Declaration made this ____ day of ________, 20__.

I, (Declarant's Full Legal Name), being at least eighteen (18) years of age and of sound and disposing mind, willfully and voluntarily make known my desires that my dying shall not be artificially prolonged under the circumstances set forth below. I further declare:

If, at any time I have an incurable injury, disease or illness certified in writing to be a terminal condition by my attending physician, and my attending physician has determined that my death will occur within a short period of time, and the use of life-prolonging procedures would serve only to artificially prolong the dying process, I direct that such procedures be withheld or withdrawn, and that I be permitted to die naturally with only the provision of appropriate nutrition and hydration and the administration of medication and the performance of any medical procedure necessary to provide me with comfort, care, or to alleviate pain.

In the absence of my ability to give directions regarding the use of life- prolonging procedures, it is my intention that this delaration be honored by my family and my physician(s) as the final expression of my legal right to refuse medical or surgical treatment and accept the consequences of the refusal.

I hereby state that I understand the full import of this declaration.

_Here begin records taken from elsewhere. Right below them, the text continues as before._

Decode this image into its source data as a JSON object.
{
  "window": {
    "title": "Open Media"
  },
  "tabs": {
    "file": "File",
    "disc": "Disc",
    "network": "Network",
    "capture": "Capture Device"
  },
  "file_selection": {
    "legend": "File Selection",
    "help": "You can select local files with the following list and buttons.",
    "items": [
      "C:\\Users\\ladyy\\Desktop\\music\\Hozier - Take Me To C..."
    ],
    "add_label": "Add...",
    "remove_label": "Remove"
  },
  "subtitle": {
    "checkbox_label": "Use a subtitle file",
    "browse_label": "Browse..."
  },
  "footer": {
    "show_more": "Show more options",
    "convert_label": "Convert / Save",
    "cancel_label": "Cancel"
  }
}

____________________________________ (Declarant's Full Legal Name)

The declarant has been personally known to me, and I believe him/her to be of sound and disposing mind. I did not sign the declarant's signature above for, or at the direction of, the declarant. I am not a spouse, parent, or child of the declarant. I am not entitled to any part of the declarant's estate or directly financially responsible for the declarant's medical care. I am competent and at least eighteen (18) years of age.

Dated this ____ day of ________, 20__.